Except as otherwise disclosed herein, the Reporting Person has no current plans or proposals that relate to:
(a) | The acquisition of additional shares of the Issuer or the disposition of shares of the Issuer; |
(b) | A merger, reorganization or liquidation involving the Issuer or any of its subsidiaries; |
(c) | A sale or transfer of a material amount of assets of the Issuer or any of its subsidiaries; |
(d) | Any change in the present board of directors or management of the Issuer, including any plans or proposals to change the number or term of directors or to fill any existing vacancies on the board; |
(e) | Any material change in the present capitalization or dividend policy of the Issuer; |
(f) | Any other material change in the Issuer’s business or corporate structure; |
(g) | Any change to the Issuer’s charter, bylaws or instruments corresponding thereto or other actions which may impede the acquisition of control of the Issuer by any person; |
(h) | To cause a class of securities of the Issuer to be delisted from a national securities exchange or to cease to be authorized to be quoted in an inter-dealer quotation system of a registered national securities association; |
(i) | To cause a class of equity securities of the Issuer to become eligible for termination of registration pursuant to Section 12(g)(4) of the Act; or |
(j) | Any other actions similar to those above. |
The Reporting Person will be selling treasury shares of the Issuer to raise funds pursuant to a prospectus offering. The sale of these Issuer treasury shares will dilute the shareholdings of the Reporting Person.

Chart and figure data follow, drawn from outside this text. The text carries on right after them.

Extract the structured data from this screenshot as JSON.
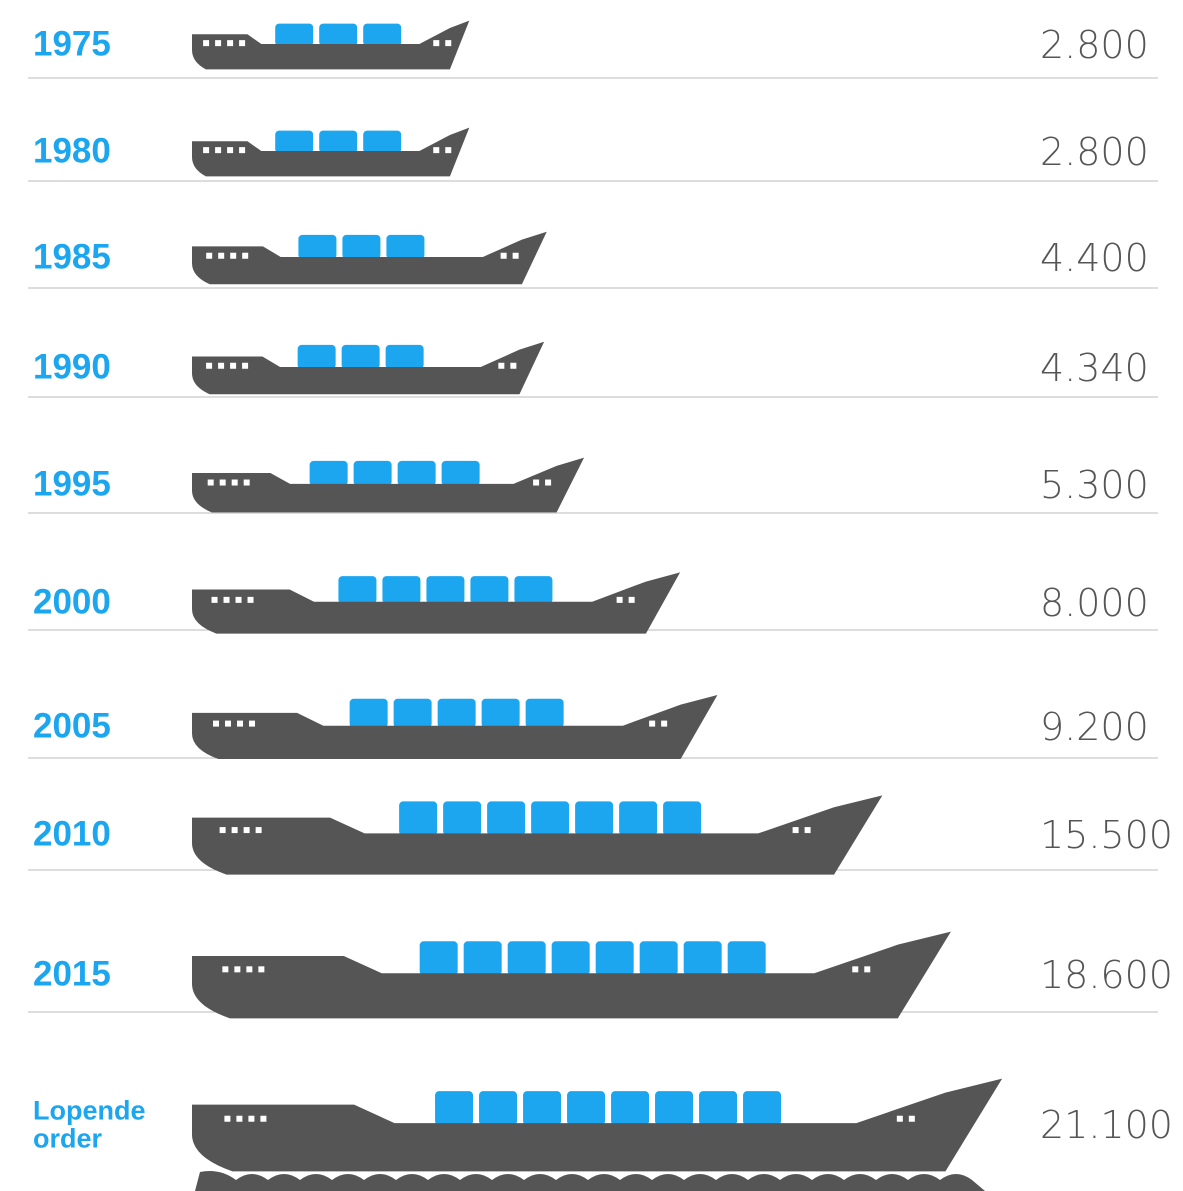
{
  "chart_data": {
    "type": "pictogram",
    "categories": [
      "1975",
      "1980",
      "1985",
      "1990",
      "1995",
      "2000",
      "2005",
      "2010",
      "2015",
      "Lopende order"
    ],
    "values": [
      2800,
      2800,
      4400,
      4340,
      5300,
      8000,
      9200,
      15500,
      18600,
      21100
    ],
    "value_labels": [
      "2.800",
      "2.800",
      "4.400",
      "4.340",
      "5.300",
      "8.000",
      "9.200",
      "15.500",
      "18.600",
      "21.100"
    ],
    "color": "#1ba6ef",
    "hull_color": "#555555"
  }
}
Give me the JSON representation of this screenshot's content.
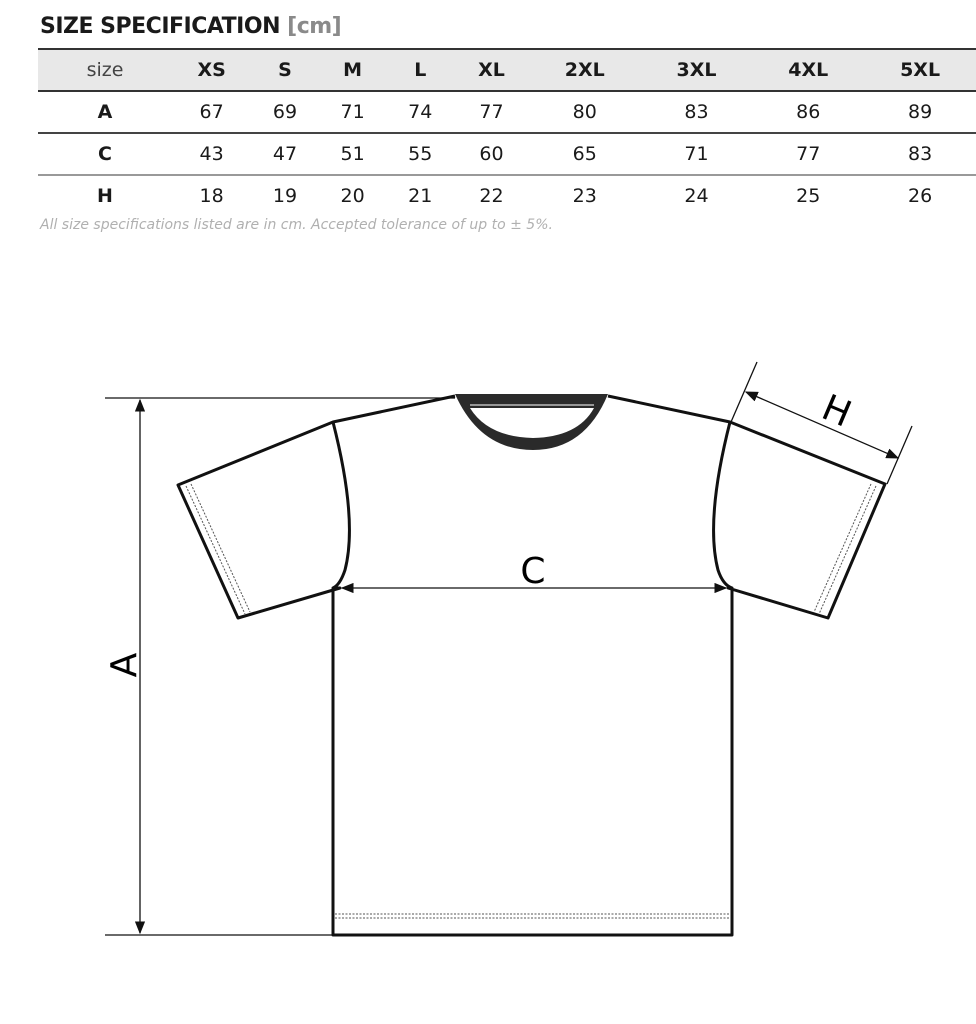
{
  "title": "SIZE SPECIFICATION",
  "unit": "[cm]",
  "table": {
    "header_label": "size",
    "sizes": [
      "XS",
      "S",
      "M",
      "L",
      "XL",
      "2XL",
      "3XL",
      "4XL",
      "5XL"
    ],
    "rows": [
      {
        "label": "A",
        "values": [
          "67",
          "69",
          "71",
          "74",
          "77",
          "80",
          "83",
          "86",
          "89"
        ]
      },
      {
        "label": "C",
        "values": [
          "43",
          "47",
          "51",
          "55",
          "60",
          "65",
          "71",
          "77",
          "83"
        ]
      },
      {
        "label": "H",
        "values": [
          "18",
          "19",
          "20",
          "21",
          "22",
          "23",
          "24",
          "25",
          "26"
        ]
      }
    ]
  },
  "note": "All size specifications listed are in cm. Accepted tolerance of up to ± 5%.",
  "diagram": {
    "label_a": "A",
    "label_c": "C",
    "label_h": "H"
  }
}
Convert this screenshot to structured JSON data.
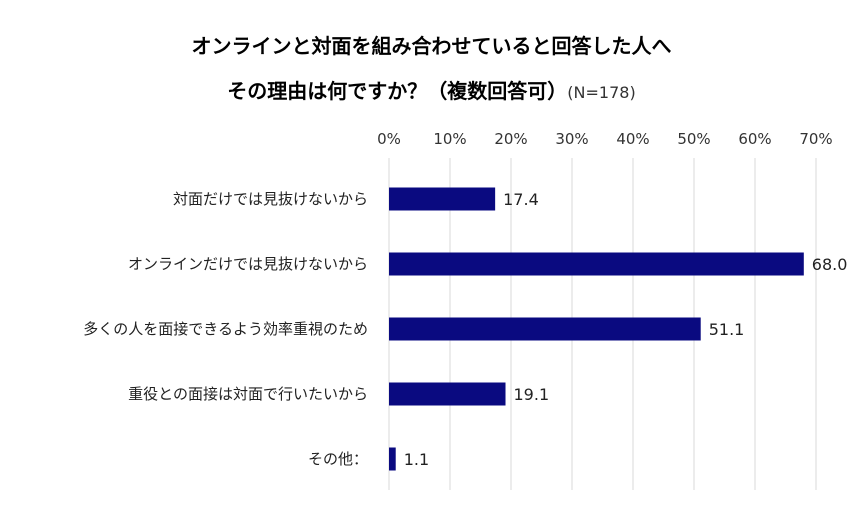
{
  "chart_data": {
    "type": "bar",
    "orientation": "horizontal",
    "title_line1": "オンラインと対面を組み合わせていると回答した人へ",
    "title_line2": "その理由は何ですか？（複数回答可）",
    "n_note": "(N=178)",
    "categories": [
      "対面だけでは見抜けないから",
      "オンラインだけでは見抜けないから",
      "多くの人を面接できるよう効率重視のため",
      "重役との面接は対面で行いたいから",
      "その他："
    ],
    "values": [
      17.4,
      68.0,
      51.1,
      19.1,
      1.1
    ],
    "value_labels": [
      "17.4",
      "68.0",
      "51.1",
      "19.1",
      "1.1"
    ],
    "xlim": [
      0,
      70
    ],
    "x_ticks": [
      "0%",
      "10%",
      "20%",
      "30%",
      "40%",
      "50%",
      "60%",
      "70%"
    ],
    "x_tick_values": [
      0,
      10,
      20,
      30,
      40,
      50,
      60,
      70
    ],
    "axis_position": "top",
    "grid": true,
    "legend": "none",
    "bar_color": "#0a0a80",
    "grid_color": "#d9d9d9"
  }
}
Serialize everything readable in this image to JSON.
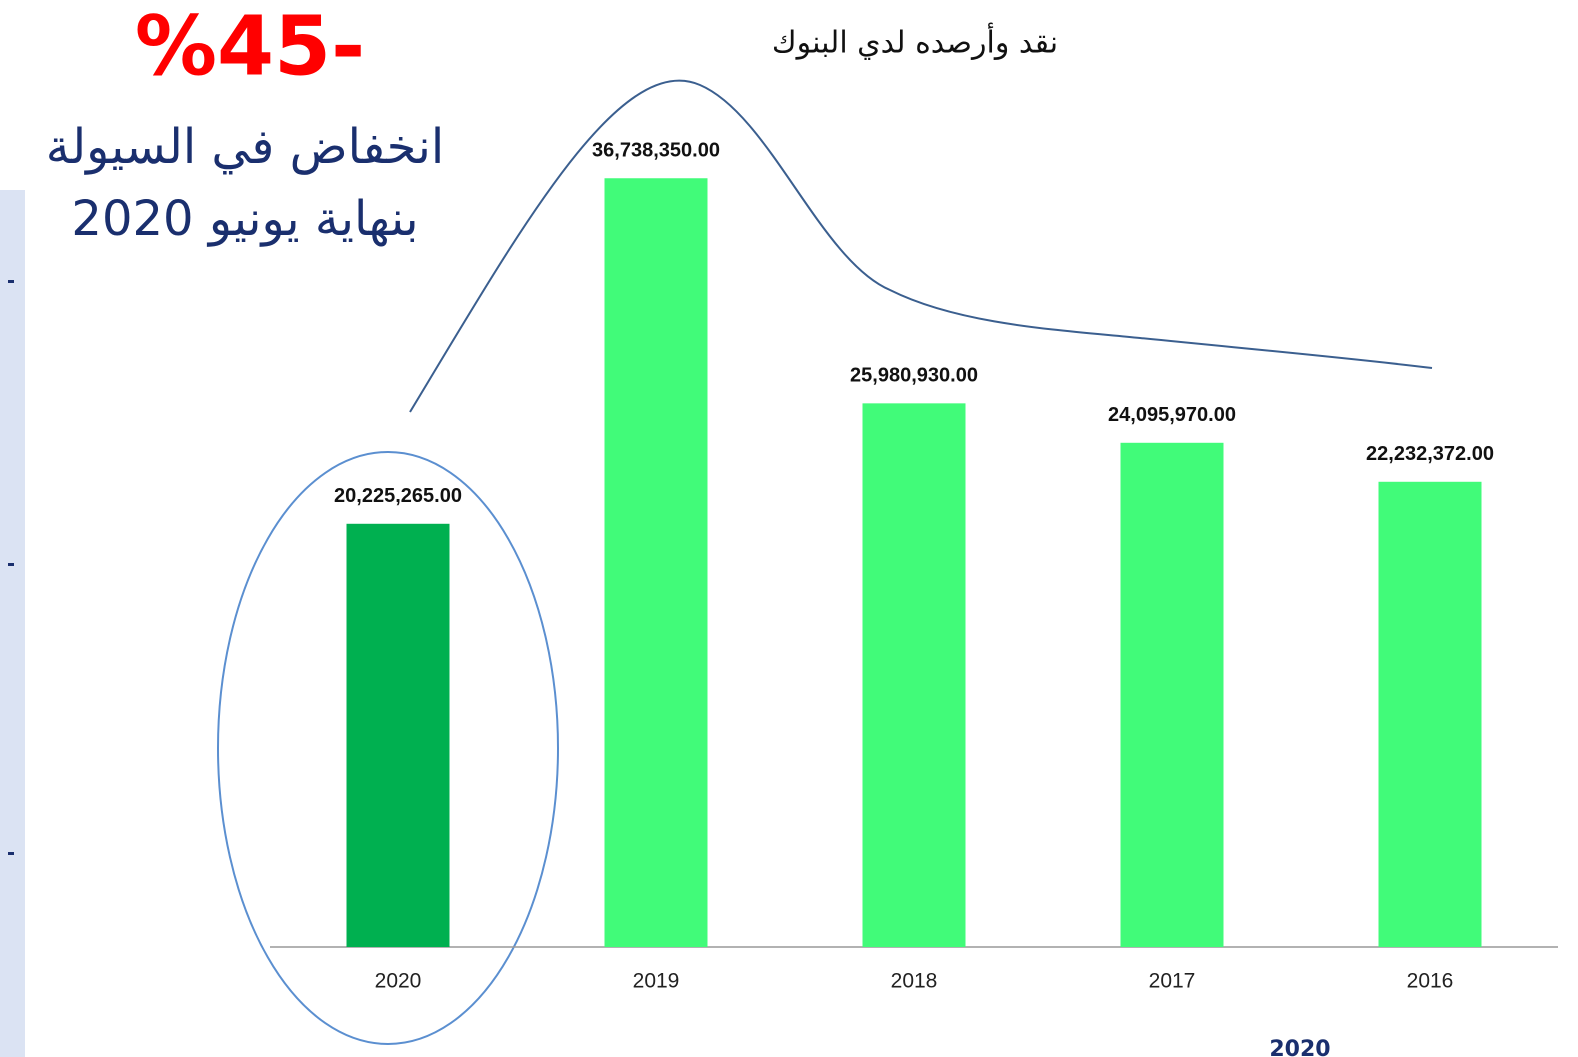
{
  "chart_data": {
    "type": "bar",
    "title": "نقد وأرصده لدي البنوك",
    "annotations": [
      "%45-",
      "انخفاض في السيولة",
      "بنهاية يونيو 2020",
      "2020"
    ],
    "categories": [
      "2020",
      "2019",
      "2018",
      "2017",
      "2016"
    ],
    "values": [
      20225265,
      36738350,
      25980930,
      24095970,
      22232372
    ],
    "value_labels": [
      "20,225,265.00",
      "36,738,350.00",
      "25,980,930.00",
      "24,095,970.00",
      "22,232,372.00"
    ],
    "colors": [
      "#00b050",
      "#41fb79",
      "#41fb79",
      "#41fb79",
      "#41fb79"
    ],
    "ylim": [
      0,
      40000000
    ],
    "grid": false
  }
}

Item 5. Interest in Securities of the Issuer
(a) Beneficial Ownership
As of the date of this filing, the Reporting Person holds a total of 80,000,000 shares of common stock of the Issuer directly in his name which represents 100% of a total of 80,000,000 issued and outstanding shares as of the date of this Schedule 13D.
(b) Voting Power
The Reporting Person has the sole voting power and sole dispositive power over the securities referred to above in paragraph (a) of this Item 5.
(c) Transactions within the Past 60 Days
During the 60 sixty day period preceding the date of the filing of this Schedule 13D, the Reporting Person has not purchased any shares of the Issuer.
(d) Certain Rights of Other Persons
The Reporting Person has the right to receive or the power to direct the receipt of dividends from, or the proceeds from the sale of the shares held by him. The Reporting Person has the right to receive the dividends. No one other than the Reporting Person has the right to receive or the power to direct the receipt of the dividends from, or the proceeds from the sale of the shares held by the Reporting Person and referred to above in paragraph (a) of this Item 5.
(e) Beneficial Ownership Percentage
Not applicable.
Item 6. | Contracts, Arrangements, Understandings or Relationships with Respect to Securities of the Issuer |
There are no agreements with any other person with respect to the transfer of voting of any securities, finder’s fees, joint ventures, option agreements, puts or calls, guarantees of profits, division of profits or loss, or the giving or withholding of proxies.
Item 7. | Material to Be Filed as Exhibits |
Not applicable.
After reasonable inquiry and to the best of my knowledge and belief, I certify that the information set forth in this statement is true, complete and correct.